Operational risks array themselves every day against process manufacturers and other industrial facilities. Capital budgets and personnel are stretched tight, yet companies strive to push productivity, efficiency and asset utilization rates to ever high levels—even as they ensure safety and compliance with fast-changing regulatory requirements. Automation has helped make it all possible in the first place. But there comes a time in every control system's life when it becomes part of the problem.
This week at Rockwell Automation's Process Solutions User Group (PSUG) meeting in Philadelphia, end users shared stories of their successful risk-management decision-making in the face of system obsolescence, and Rockwell Automation presenters shared the depth and breadth of tools and services they've developed to help manage that inevitable time when good automation systems begin to go bad.
Many of the control systems in current use were installed in the 1980s—or before—and are well past their envisioned services lives, according to Lonnie Morris, global product manager, Rockwell Automation, in his presentation to PSUG attendees. "The number of products becoming obsolete is huge," he acknowledged. "Obsolescence risk is a risk that you take—knowingly or unknowingly—by using products that no longer are supported or serviceable," Morris said.
A number of risk factors begin to escalate as automation products from any manufacturer move from the active production stage through what Rockwell Automation calls their "silver" stage (12-24 months of remaining production) to discontinued status, when repairs may be made, but replacement parts are not being manufactured. When a product has been discontinued, repair costs can exceed original hardware costs, and it gets harder to find subject-matter experts familiar with these systems, Morris explained. And it isn't just the advance of technology making products obsolete. Component supply chains are especially fragile, as diminishing demand, supplier mergers and failures, as well as regulatory requirements such RoHS take a toll on component availability.
If your plant is running on obsolete automation systems—parts-sourcing on eBay is one likely indication—it just might be time to undertake a more formal assessment of the risk that these systems pose. Morris recommends a three-phase process in which you first assess what systems you have; second, quantify and prioritize risks to the operation; and third, develop an appropriate mitigation/migration plan.
Assess then Plan
If you're dealing with manpower limitations or simply don't know where to start, an Installed Base Evaluation (IBE) from Rockwell Automation might be a good first step, according to Morris. "The IBE provides actionable intelligence to help you make data-driven decisions regarding your installed base of automation equipment assets," Morris said. This extensive analysis results in a red-yellow-green lifecycle coding of your entire automation base.
Once the operational risks to continuing operation have been properly identified, it's time to make a plan for moving forward. Rockwell Automation can help develop a mitigation plan designed to support elements deemed sufficiently "non-critical" through preventive maintenance and access to technical support and spares replacement and/or repair of legacy systems. "The goal is to develop an overall plan that will buy you time to implement your migration strategy," Morris said.

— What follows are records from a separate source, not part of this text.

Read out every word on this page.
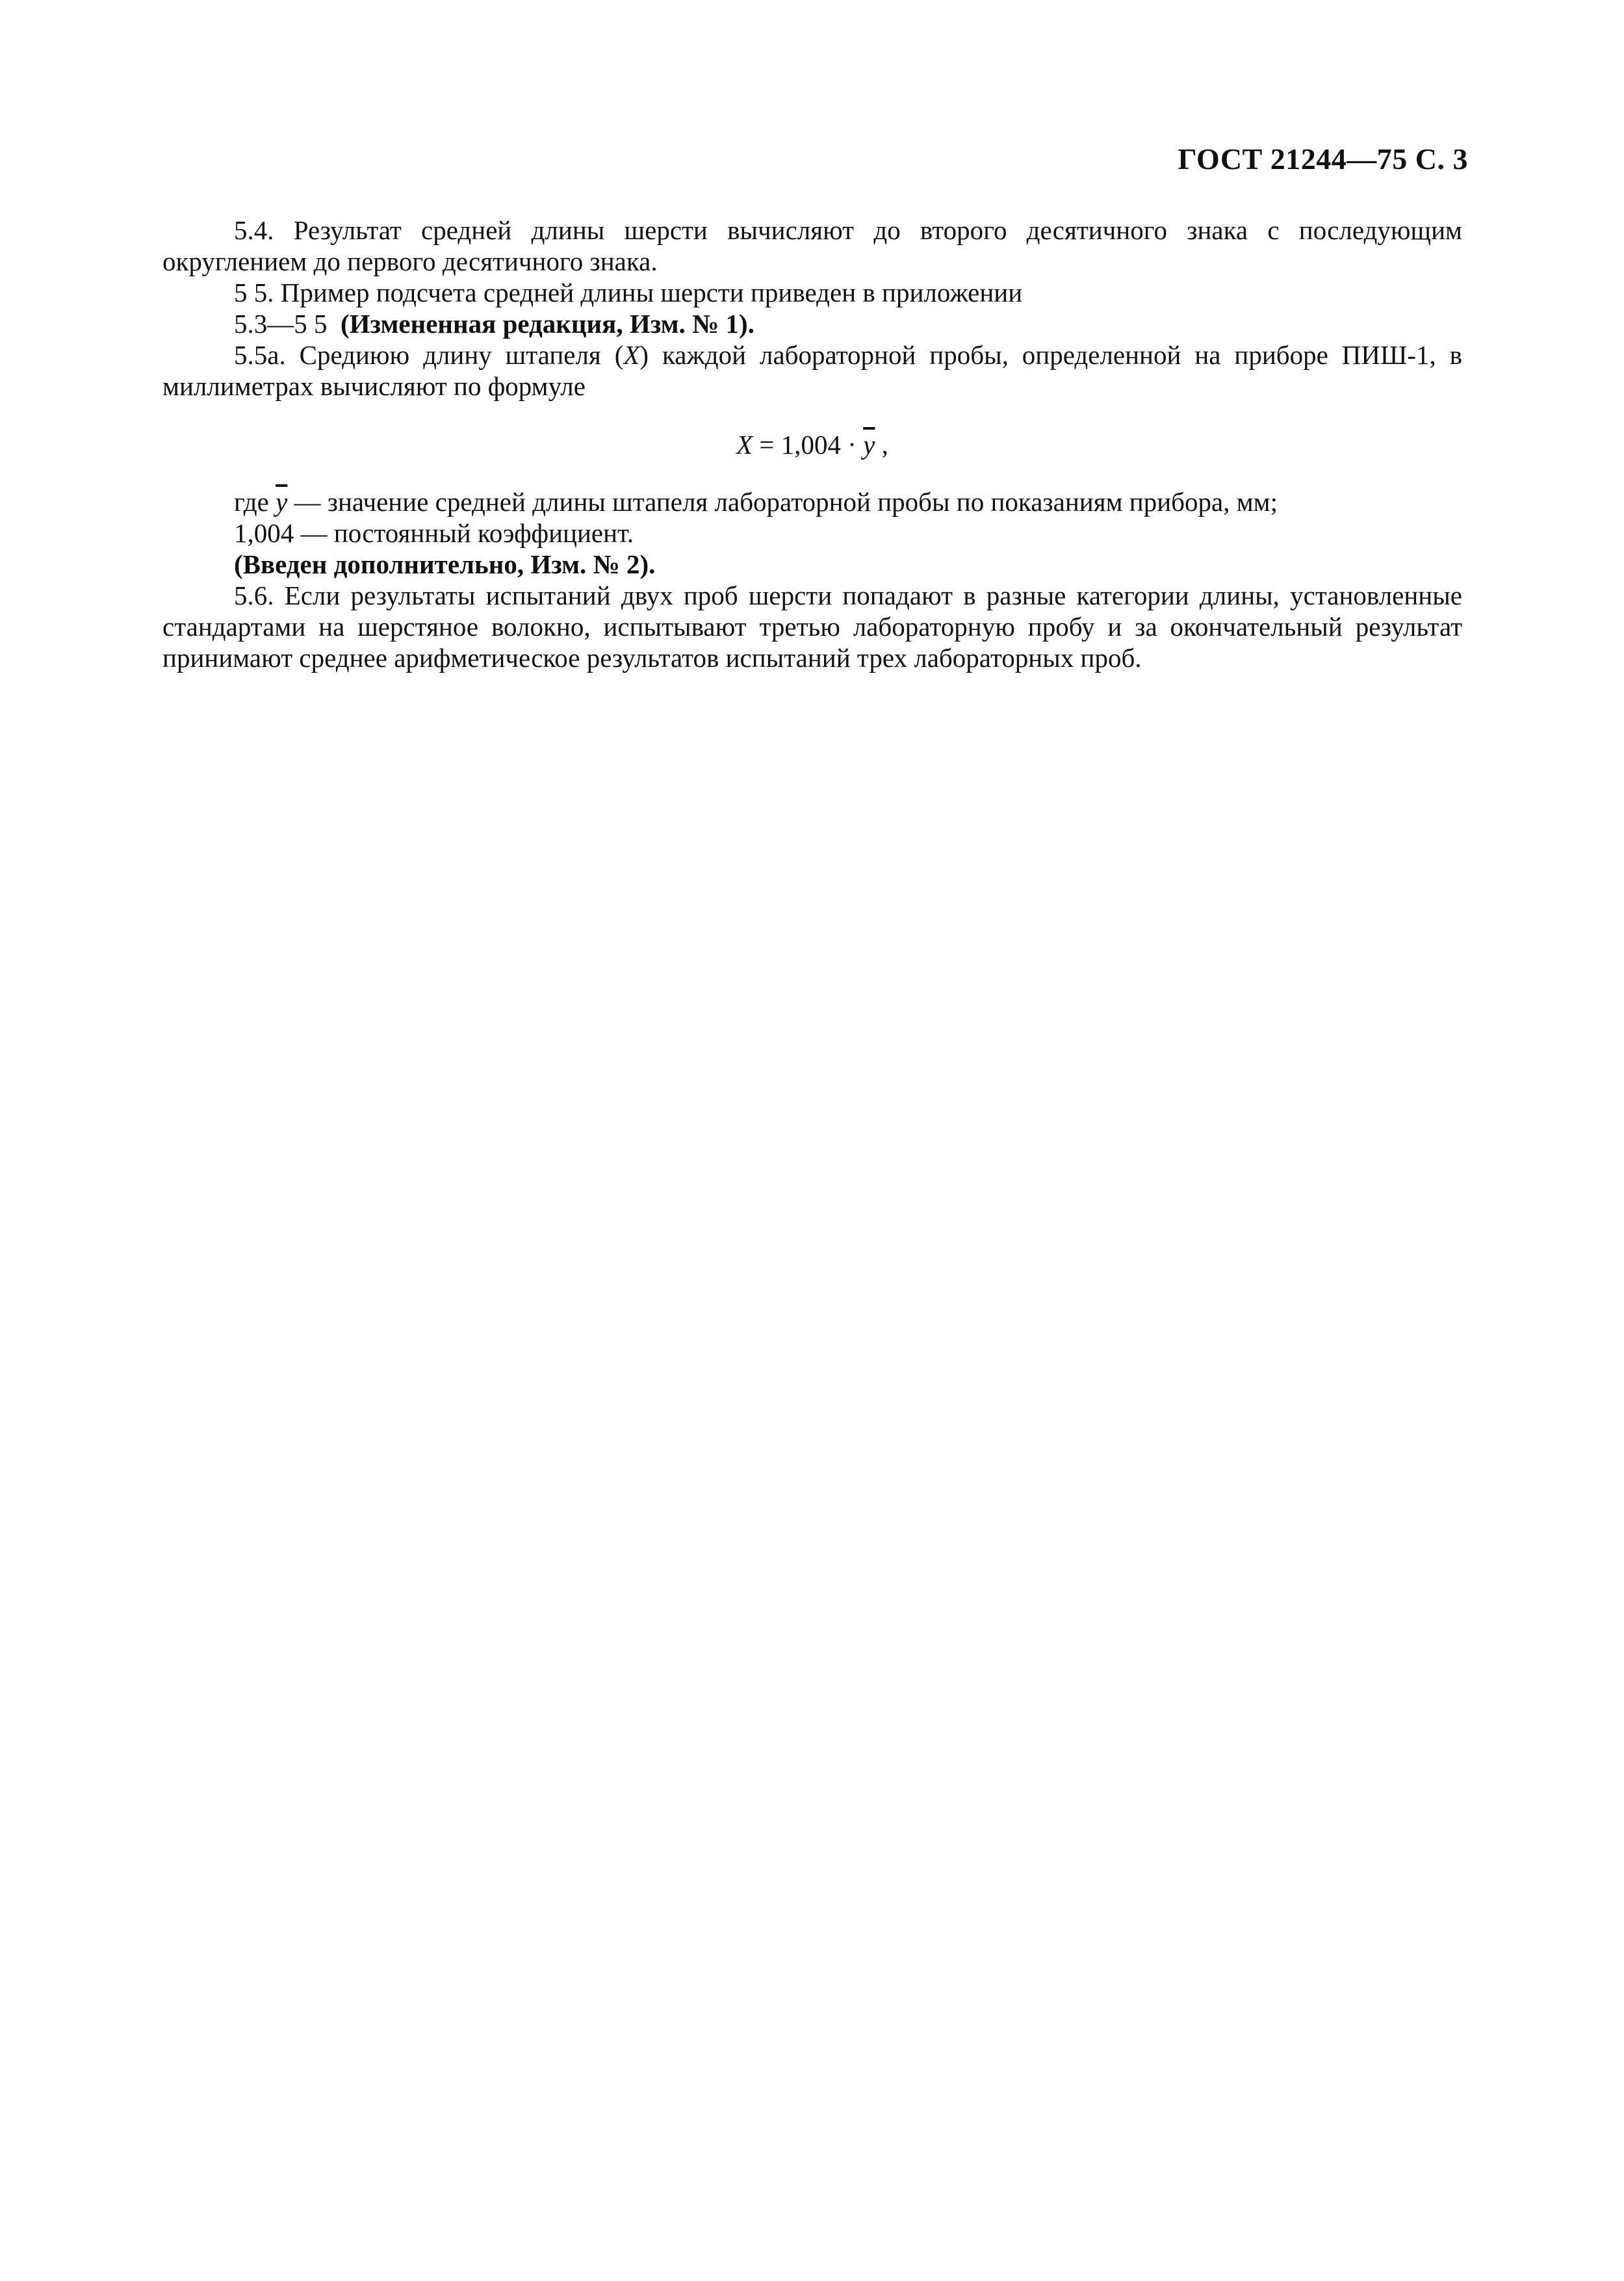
ГОСТ 21244—75 С. 3

5.4. Результат средней длины шерсти вычисляют до второго десятичного знака с последующим округлением до первого десятичного знака.

5 5. Пример подсчета средней длины шерсти приведен в приложении

5.3—5 5 (Измененная редакция, Изм. № 1).

5.5а. Средиюю длину штапеля (X) каждой лабораторной пробы, определенной на приборе ПИШ-1, в миллиметрах вычисляют по формуле

$X = 1,004 \cdot \overline{y}$ ,

где $\overline{y}$ — значение средней длины штапеля лабораторной пробы по показаниям прибора, мм;

1,004 — постоянный коэффициент.

(Введен дополнительно, Изм. № 2).

5.6. Если результаты испытаний двух проб шерсти попадают в разные категории длины, установленные стандартами на шерстяное волокно, испытывают третью лабораторную пробу и за окончательный результат принимают среднее арифметическое результатов испытаний трех лабораторных проб.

Even the decision to eliminate obsolescence risk by migrating off older technology isn't totally risk-free. Considerations then include such factors as necessary downtime, new code development, training, network compatibility, field wiring and disposal of legacy products. Among Rockwell Automation's strategies designed to help manage even these risks are "drop-in" replacement systems and tools for migrating from a range of competitive control systems. "Our phased, StepForward process includes a broad range of conversion enablers," Morris said. "It allows you to step forward without a massive capital outlay."